Quel furbo router della TIM che nasconde gli altri operatori telefonici

Il guasto

Modem TIM Smart fibra – Combo Technicolor

Tutto filava via liscio … TIM Fibra da 30 Mbit/s in download e 3 Mbit/s in upload … TIM Smart Modem … TIM Vision … nessun problema per 6 mesi … quando, ad un certo punto, la navigazione si faceva sempre più lenta, fino a scendere sotto ai livelli di una normale ADSL.

Non mi aspettavo che succedesse un problema simile ad un analogo guasto successo 8 mesi fa ed infatti, dopo una prima chiamata gestita automaticamente e senza alcun risultato (invero con un messaggio che riportava la prossima chiusura dell’intervento che, subito, ho respinto e riaperto), alla seconda chiamata è passato un tecnico che, con poche prove, imputava il guasto al modem-router TIM.

La soluzione

Modem TIM Smart fibra – Sercomm VD625

Per fortuna nessuna caccia al cavo interrotto ed interrato! La soluzione è consistita nella semplice sostituzione del modem-router con uno nuovo e (a detta del tecnico) più performante: un Sercomm VD625.
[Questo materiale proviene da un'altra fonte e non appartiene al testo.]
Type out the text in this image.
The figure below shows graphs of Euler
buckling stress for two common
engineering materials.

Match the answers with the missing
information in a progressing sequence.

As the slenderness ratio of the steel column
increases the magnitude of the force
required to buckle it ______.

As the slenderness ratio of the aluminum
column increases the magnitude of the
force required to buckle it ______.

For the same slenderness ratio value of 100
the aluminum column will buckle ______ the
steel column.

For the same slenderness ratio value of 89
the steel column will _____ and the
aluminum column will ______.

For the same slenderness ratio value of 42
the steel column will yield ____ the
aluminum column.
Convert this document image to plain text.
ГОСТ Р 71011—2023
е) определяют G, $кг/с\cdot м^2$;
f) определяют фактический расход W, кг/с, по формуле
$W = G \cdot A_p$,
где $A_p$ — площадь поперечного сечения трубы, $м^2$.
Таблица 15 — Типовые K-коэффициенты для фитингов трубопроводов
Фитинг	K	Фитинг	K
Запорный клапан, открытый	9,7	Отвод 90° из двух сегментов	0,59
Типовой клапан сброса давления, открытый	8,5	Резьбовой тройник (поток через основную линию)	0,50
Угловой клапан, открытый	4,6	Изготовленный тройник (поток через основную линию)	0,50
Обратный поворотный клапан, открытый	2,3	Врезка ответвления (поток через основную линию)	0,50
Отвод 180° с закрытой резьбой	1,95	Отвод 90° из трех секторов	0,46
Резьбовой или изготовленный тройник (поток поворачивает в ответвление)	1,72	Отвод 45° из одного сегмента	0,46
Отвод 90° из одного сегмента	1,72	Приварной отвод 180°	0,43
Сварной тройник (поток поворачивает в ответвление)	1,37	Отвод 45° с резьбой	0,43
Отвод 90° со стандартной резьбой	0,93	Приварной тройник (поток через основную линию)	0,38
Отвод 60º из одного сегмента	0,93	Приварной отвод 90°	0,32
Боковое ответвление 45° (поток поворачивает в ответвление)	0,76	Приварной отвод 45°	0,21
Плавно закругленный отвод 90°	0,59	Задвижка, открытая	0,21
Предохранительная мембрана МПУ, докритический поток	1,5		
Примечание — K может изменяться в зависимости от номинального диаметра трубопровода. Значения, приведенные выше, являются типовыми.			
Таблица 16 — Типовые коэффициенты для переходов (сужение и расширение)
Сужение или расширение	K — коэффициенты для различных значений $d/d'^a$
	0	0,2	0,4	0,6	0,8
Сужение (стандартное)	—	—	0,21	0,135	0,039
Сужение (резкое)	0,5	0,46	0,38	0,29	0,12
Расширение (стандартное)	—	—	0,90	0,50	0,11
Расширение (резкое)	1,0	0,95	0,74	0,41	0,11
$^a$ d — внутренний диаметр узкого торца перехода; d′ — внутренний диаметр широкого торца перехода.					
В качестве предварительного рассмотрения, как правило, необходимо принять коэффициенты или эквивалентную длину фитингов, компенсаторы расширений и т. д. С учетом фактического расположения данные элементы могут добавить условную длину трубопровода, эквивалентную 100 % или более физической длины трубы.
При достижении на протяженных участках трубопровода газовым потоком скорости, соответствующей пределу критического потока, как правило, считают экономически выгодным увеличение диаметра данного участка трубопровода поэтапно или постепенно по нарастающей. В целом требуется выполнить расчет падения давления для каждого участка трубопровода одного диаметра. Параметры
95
A sostituzione ultimata (e a tecnico ormai andato via) tutto sembrava andare bene: navigazione ripresa alla corretta velocità; upload idem; dispositivi mobili tipo smartphone e tablet collegati via WiFi correttamente; PC agganciati via DHCP immediatamente; disco USB con collezione multimediale collegato alla porta USB riconosciuto; insomma … quando mai uno poteva pensare che il telefono Siemens Gigaset A580 IP su cui era configurata la mia vecchia linea telefonica Telecom Italia ormai passata al VOIP, non stesse funzionando?

Infatti, dopo un paio di giornate di tranquillità telefonica in casa, a causa anche del fatto che ormai si ricevono telefonate quasi solo sul telefonino, la domanda è poi sorta spontanea: ma il la linea fissa, sta funzionando? e guardando il telefono … la risposta è stata: NO!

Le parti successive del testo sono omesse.